Review Article

Limitations and Adverse Influences of Antimicrobial Strategy for the Control of Oral Biofilm

Shoji Takenaka* and Yuichiro Noiri
Department of Oral Health Science, Niigata University Graduate School of Medical and Dental Sciences, Japan

*Corresponding author: Shoji Takenaka, Division of Cardiology, Operative Dentistry and Endodontic, Department of Oral Health Science, Niigata University Graduate School of Medical and Dental Sciences, Niigata, 5274, Gakkocho-dori 2-bancho, chuoku

Published: 09 Feb, 2017
Cite this article as: Takenaka S, Noiri Y. Limitations and Adverse Influences of Antimicrobial Strategy for the Control of Oral Biofilm. J Dent Oral Biol. 2017; 2(3): 1034.


Chemical complements such as toothpastes and mouth rinses that contain antimicrobial agents have proven to be effective for the control of oral biofilm. When used with adequate mechanical measures, additional anti-plaque and anti-gingivitis clinical benefits are achieved. However, recent investigations have reported some adverse effects of the antimicrobial strategy for the control of oral biofilm. One adverse effect is that most of the antimicrobial agents failed to remove the biofilm structure. The residual structure may serve as a scaffold for the redevelopment of biofilm. The remaining structure causes adverse effects with regard to host response to pathogens, even if the microorganisms in the biofilm are completely killed. Another effect is that low-dose antibiotics may promote bacterial biofilm formation. The short exposure time of chemical agents will cause gradient of concentration inside the biofilm. It has been demonstrated that a variety of antibiotics or antimicrobial agents at sub-MIC levels can induce biofilm formation in vitro, interfering with bacterial biofilm virulence expression. Future strategies that promote the biofilm matrix detachment are therefore expected, without affecting bacterial growth targeting to polymeric substances.

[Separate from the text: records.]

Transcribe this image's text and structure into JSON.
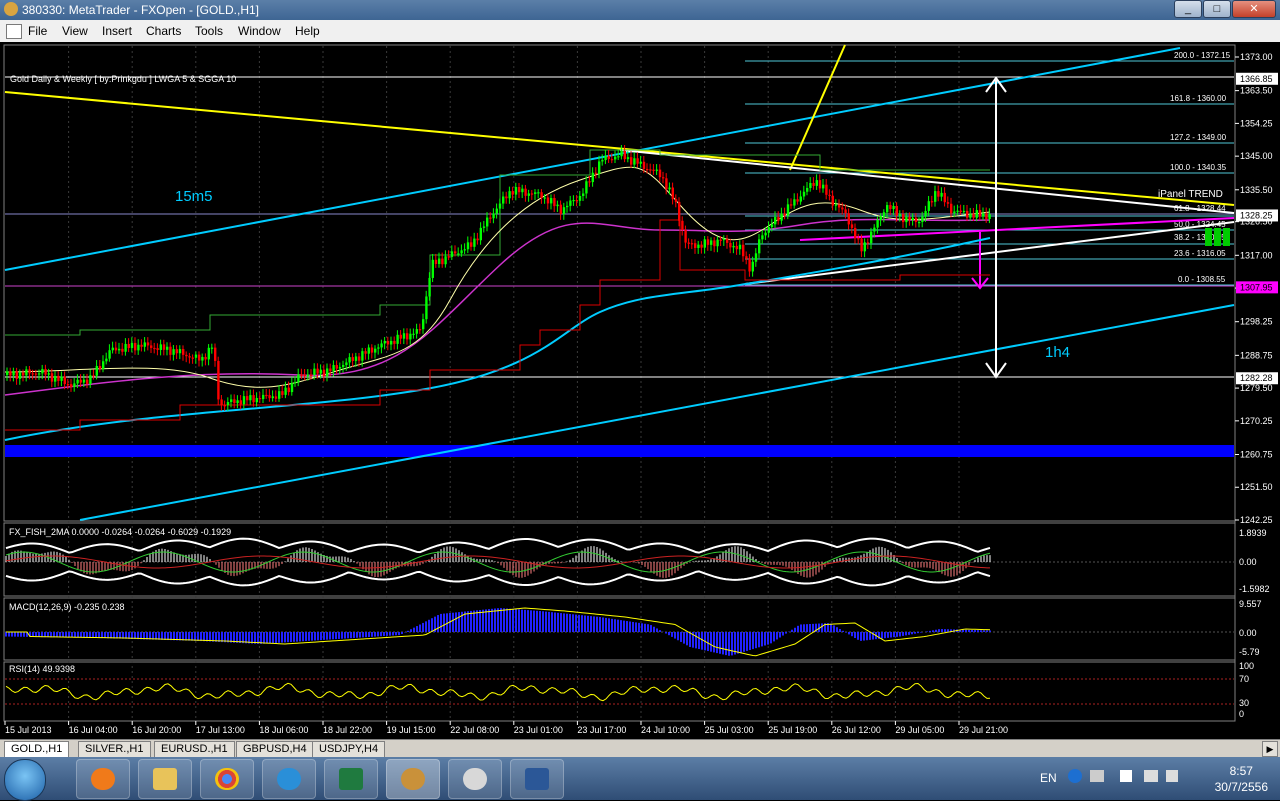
{
  "window": {
    "title": "380330: MetaTrader - FXOpen - [GOLD.,H1]",
    "buttons": [
      "_",
      "□",
      "✕"
    ]
  },
  "menu": [
    "File",
    "View",
    "Insert",
    "Charts",
    "Tools",
    "Window",
    "Help"
  ],
  "chart": {
    "info_line": "Gold Daily & Weekly [ by:Prinkgdu ]  LWGA 5  &  SGGA 10",
    "labels": {
      "m15": "15m5",
      "h1": "1h4",
      "ipanel": "iPanel  TREND"
    },
    "price_scale": [
      "1373.00",
      "1363.50",
      "1354.25",
      "1345.00",
      "1335.50",
      "1326.50",
      "1317.00",
      "1307.75",
      "1298.25",
      "1288.75",
      "1279.50",
      "1270.25",
      "1260.75",
      "1251.50",
      "1242.25"
    ],
    "price_tags": [
      {
        "value": "1366.85",
        "color": "#ffffff",
        "text_color": "#000000"
      },
      {
        "value": "1328.25",
        "color": "#ffffff",
        "text_color": "#000000"
      },
      {
        "value": "1307.95",
        "color": "#ff00ff",
        "text_color": "#000000"
      },
      {
        "value": "1282.28",
        "color": "#ffffff",
        "text_color": "#000000"
      }
    ],
    "fib_levels": [
      "200.0 - 1372.15",
      "161.8 - 1360.00",
      "127.2 - 1349.00",
      "100.0 - 1340.35",
      "61.8 - 1328.44",
      "50.0 - 1324.45",
      "38.2 - 1320.45",
      "23.6 - 1316.05",
      "0.0 - 1308.55"
    ],
    "time_axis": [
      "15 Jul 2013",
      "16 Jul 04:00",
      "16 Jul 20:00",
      "17 Jul 13:00",
      "18 Jul 06:00",
      "18 Jul 22:00",
      "19 Jul 15:00",
      "22 Jul 08:00",
      "23 Jul 01:00",
      "23 Jul 17:00",
      "24 Jul 10:00",
      "25 Jul 03:00",
      "25 Jul 19:00",
      "26 Jul 12:00",
      "29 Jul 05:00",
      "29 Jul 21:00"
    ]
  },
  "fisher": {
    "label": "FX_FISH_2MA 0.0000 -0.0264 -0.0264 -0.6029 -0.1929",
    "scale": [
      "1.8939",
      "0.00",
      "-1.5982"
    ]
  },
  "macd": {
    "label": "MACD(12,26,9) -0.235 0.238",
    "scale": [
      "9.557",
      "0.00",
      "-5.79"
    ]
  },
  "rsi": {
    "label": "RSI(14) 49.9398",
    "scale": [
      "100",
      "70",
      "30",
      "0"
    ]
  },
  "tabs": [
    "GOLD.,H1",
    "SILVER.,H1",
    "EURUSD.,H1",
    "GBPUSD,H4",
    "USDJPY,H4"
  ],
  "taskbar": {
    "language": "EN",
    "time": "8:57",
    "date": "30/7/2556",
    "apps": [
      "media-player",
      "file-explorer",
      "chrome",
      "internet-explorer",
      "excel",
      "metatrader",
      "paint",
      "word"
    ]
  },
  "colors": {
    "bull": "#00ff00",
    "bear": "#ff0000",
    "aqua": "#00ccff",
    "yellow": "#ffff00",
    "magenta": "#ff00ff",
    "blue": "#0000ff"
  }
}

The oral cavity has unique properties which differ from most other sites in the human body. A large variety of microorganisms reside in our intraoral environment [1]. The existence of bacteria in the oral environment is natural and essential for the physiology of the oral cavity [1,2]; we all coexist with the oral biofilm community. The resident microflora also contributes to the prevention of exogenous microorganisms becoming established in the mouth [2]. The oral cavity is the only organism that enables removal (without surgical intervention) of biofilms developed in the human body. Therefore, mechanical elimination such as brushing and flossing is fundamental for the control of oral biofilm [3]. The chemical approach is used as an alternative or adjunctive method when elimination using dental instruments proves difficult. Consequently, various antimicrobial agents have been formulated into oral care products in order to enhance their plaque control potential [4-6]. In fact, it has been demonstrated that adjunctive antimicrobials improve clinical parameters including plaque index and gingival inflammation by interfering with metabolic activities [6-10]. It has also been reported that antiplaque biocides do not cause microbial resistance and alterations to microbial flora [4]. However, recent investigations have reported on the limitations of chemical strategies that rely on antimicrobial properties. This article reviews studies demonstrating the adverse effects of antimicrobial strategy against oral biofilm and discusses a possible strategy for the control of oral biofilm.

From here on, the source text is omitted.